The legend has it that Noland and Louis were swept away to New York by Clement Greenberg. They saw Frankenthaler's studio, abandoned what they were doing, and changed the course of painting history. Washington, DC remained as little more than a sleepy backwater footnote to the history of Noland's development. This is the fable handed down through the abbreviated histories. Such a fable is not far from the truth. What becomes more interesting are the relationships.

Noland met Greenberg as a student at Black Mountain. Some accounts suggest they remained close. I suspect Black Mountain operated somewhat like Chautauqua Institute, where, if not in residence, respected artists and critics might journey away from Manhattan for a couple weeks, or a month, to lecture, teach and critique. This kind of interaction does foster friendships, but I cannot imagine the two became really close until after Noland married Cornelia Langer. His wife had remained friends with her former professor from Sarah Lawrence, David Smith - who Clement Greenberg had been reviewing (for publications like The Nation) since 1937.

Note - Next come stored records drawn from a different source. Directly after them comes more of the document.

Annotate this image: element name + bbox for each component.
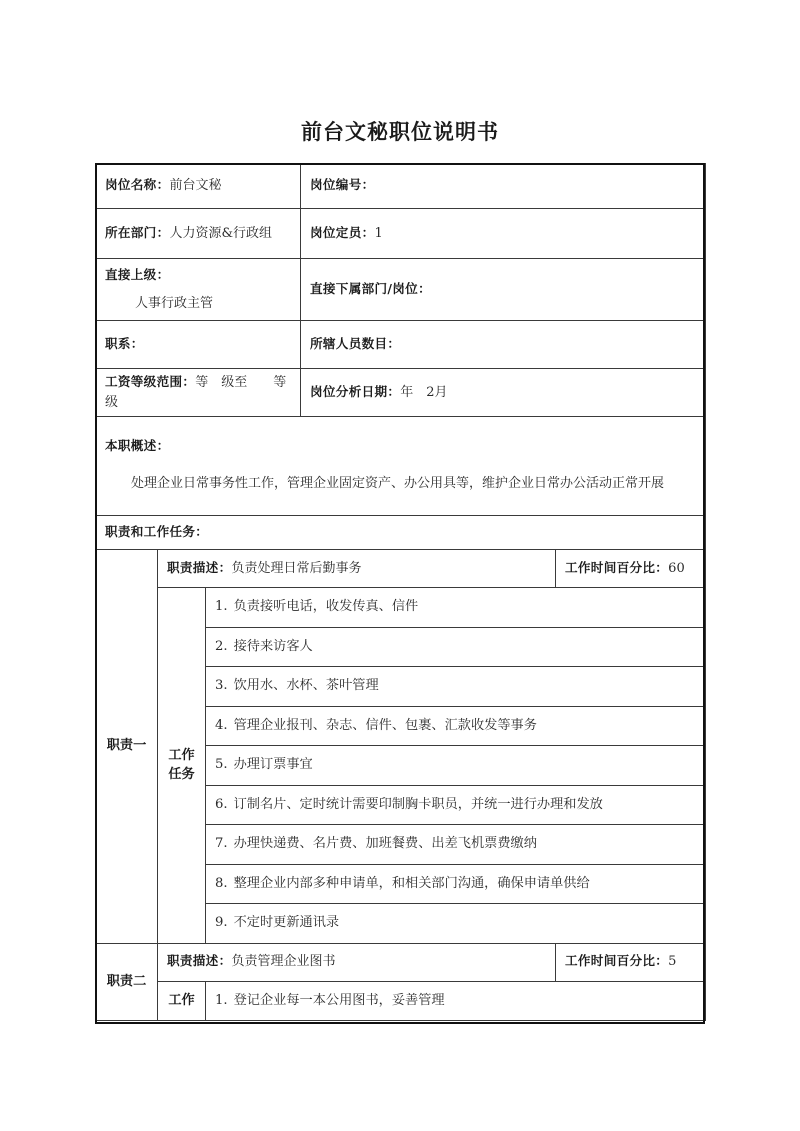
cell-job-code xyxy=(301,164,706,209)
label-headcount: 岗位定员： xyxy=(310,224,375,240)
label-duty-1-description: 职责描述： xyxy=(167,559,232,575)
table-row xyxy=(96,369,706,417)
cell-duty-1-work-label xyxy=(158,588,206,944)
table-row xyxy=(96,164,706,209)
task-text: 登记企业每一本公用图书，妥善管理 xyxy=(233,992,445,1008)
label-duty-2-description: 职责描述： xyxy=(167,953,232,969)
task-number: 7. xyxy=(215,836,228,852)
cell-analysis-date xyxy=(301,369,706,417)
task-text: 饮用水、水杯、茶叶管理 xyxy=(233,678,379,694)
value-analysis-date: 年 2月 xyxy=(400,384,448,400)
label-job-family: 职系： xyxy=(105,335,144,351)
cell-managed-headcount xyxy=(301,321,706,369)
table-row xyxy=(96,550,706,588)
task-number: 9. xyxy=(215,915,228,931)
cell-task xyxy=(206,981,706,1021)
job-description-table xyxy=(95,163,706,1021)
task-number: 1. xyxy=(215,599,228,615)
page-title: 前台文秘职位说明书 xyxy=(301,119,499,144)
label-job-overview: 本职概述： xyxy=(105,437,170,453)
value-duty-1-description: 负责处理日常后勤事务 xyxy=(231,560,362,576)
label-duty-1-percent: 工作时间百分比： xyxy=(565,559,669,575)
label-department: 所在部门： xyxy=(105,224,170,240)
table-row xyxy=(96,943,706,981)
table-row xyxy=(96,588,706,628)
cell-job-overview xyxy=(96,417,706,516)
task-number: 2. xyxy=(215,638,228,654)
cell-direct-superior xyxy=(96,259,301,321)
value-department: 人力资源&行政组 xyxy=(169,225,273,241)
task-text: 管理企业报刊、杂志、信件、包裹、汇款收发等事务 xyxy=(233,717,537,733)
cell-duty-1-label: 职责一 xyxy=(96,550,158,944)
work-label-line-1: 工作 xyxy=(168,748,195,764)
value-salary-range: 等 级至 等 级 xyxy=(105,374,300,410)
table-row xyxy=(96,209,706,259)
label-duty-2-percent: 工作时间百分比： xyxy=(565,953,669,969)
cell-duty-2-percent xyxy=(556,943,706,981)
task-text: 接待来访客人 xyxy=(233,638,313,654)
cell-duty-1-description xyxy=(158,550,556,588)
task-number: 8. xyxy=(215,875,228,891)
label-direct-subordinate: 直接下属部门/岗位： xyxy=(310,280,431,296)
task-text: 办理快递费、名片费、加班餐费、出差飞机票费缴纳 xyxy=(233,836,537,852)
task-number: 4. xyxy=(215,717,228,733)
cell-task xyxy=(206,627,706,667)
cell-direct-subordinate xyxy=(301,259,706,321)
work-label-line-1: 工作 xyxy=(168,993,195,1009)
cell-task xyxy=(206,785,706,825)
cell-task xyxy=(206,746,706,786)
cell-task xyxy=(206,825,706,865)
label-direct-superior: 直接上级： xyxy=(105,266,170,282)
task-text: 不定时更新通讯录 xyxy=(233,915,340,931)
label-duties-header: 职责和工作任务： xyxy=(105,523,209,539)
cell-salary-range xyxy=(96,369,301,417)
cell-duty-1-percent xyxy=(556,550,706,588)
value-job-overview: 处理企业日常事务性工作，管理企业固定资产、办公用具等，维护企业日常办公活动正常开展 xyxy=(131,476,665,492)
task-number: 6. xyxy=(215,796,228,812)
cell-task xyxy=(206,667,706,707)
table-row xyxy=(96,321,706,369)
value-duty-1-percent: 60 xyxy=(668,560,685,576)
label-job-name: 岗位名称： xyxy=(105,177,170,193)
table-row xyxy=(96,417,706,516)
value-duty-2-description: 负责管理企业图书 xyxy=(231,954,336,970)
cell-task xyxy=(206,904,706,944)
cell-job-family xyxy=(96,321,301,369)
cell-job-name xyxy=(96,164,301,209)
cell-duty-2-description xyxy=(158,943,556,981)
task-number: 3. xyxy=(215,678,228,694)
label-analysis-date: 岗位分析日期： xyxy=(310,383,401,399)
cell-department xyxy=(96,209,301,259)
cell-task xyxy=(206,588,706,628)
table-row xyxy=(96,259,706,321)
task-number: 5. xyxy=(215,757,228,773)
work-label-line-2: 任务 xyxy=(168,767,195,783)
cell-duty-2-label: 职责二 xyxy=(96,943,158,1021)
table-row xyxy=(96,981,706,1021)
value-job-name: 前台文秘 xyxy=(169,178,222,194)
cell-headcount xyxy=(301,209,706,259)
task-text: 整理企业内部多种申请单，和相关部门沟通，确保申请单供给 xyxy=(233,875,590,891)
cell-duties-header xyxy=(96,516,706,550)
value-duty-2-percent: 5 xyxy=(668,954,677,970)
cell-task xyxy=(206,706,706,746)
table-row xyxy=(96,516,706,550)
task-number: 1. xyxy=(215,992,228,1008)
task-text: 订制名片、定时统计需要印制胸卡职员，并统一进行办理和发放 xyxy=(233,796,603,812)
task-text: 办理订票事宜 xyxy=(233,757,313,773)
cell-task xyxy=(206,864,706,904)
task-text: 负责接听电话，收发传真、信件 xyxy=(233,599,419,615)
label-job-code: 岗位编号： xyxy=(310,177,375,193)
value-direct-superior: 人事行政主管 xyxy=(135,296,214,312)
value-headcount: 1 xyxy=(374,225,383,241)
label-salary-range: 工资等级范围： xyxy=(105,373,196,389)
cell-duty-2-work-label xyxy=(158,981,206,1021)
label-managed-headcount: 所辖人员数目： xyxy=(310,335,401,351)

The trip to New York with Greenberg, Noland, and Louis did not occur until 1953. Shortly thereafter Noland abandoned his pursuit of Klee and worked in an all-over style, producing canvases that echoed Pollock, de Kooning, Frankenthaler, and Still. It would be almost another decade before Noland would leave DC.

By 1955 Noland started working with the circle, for which he has become well-known, and by 1956 he had established how useful a hoola-hoop was in the execution of his work - it helped true-up what were once very sloppy circles. When he had a solo show at The Jefferson Place Gallery in 1958, the other artists who exhibited with the gallery were stunned by the size of his paintings, some of which were as large as 8 feet square and needed to be unrolled and stretched in the gallery before they were hung. Some of the other regular artists even protested that his work was no longer art. I think some of them recognized that art, as they knew it, had officially changed. Eventually, the writer Tom Wolfe (former writer for the Washington Post between 1959 and 61) would refer to Noland as the world's fastest painter in the book The Painted Word, because of those circles.

DC enabled Noland an opportunity to find his direction. It is what DC does for artists. There is little pressure in this town because of its distance from New York. There is also the opportunity to accelerate into the lime-light, provided you have the right relationships, because of its proximity to New York.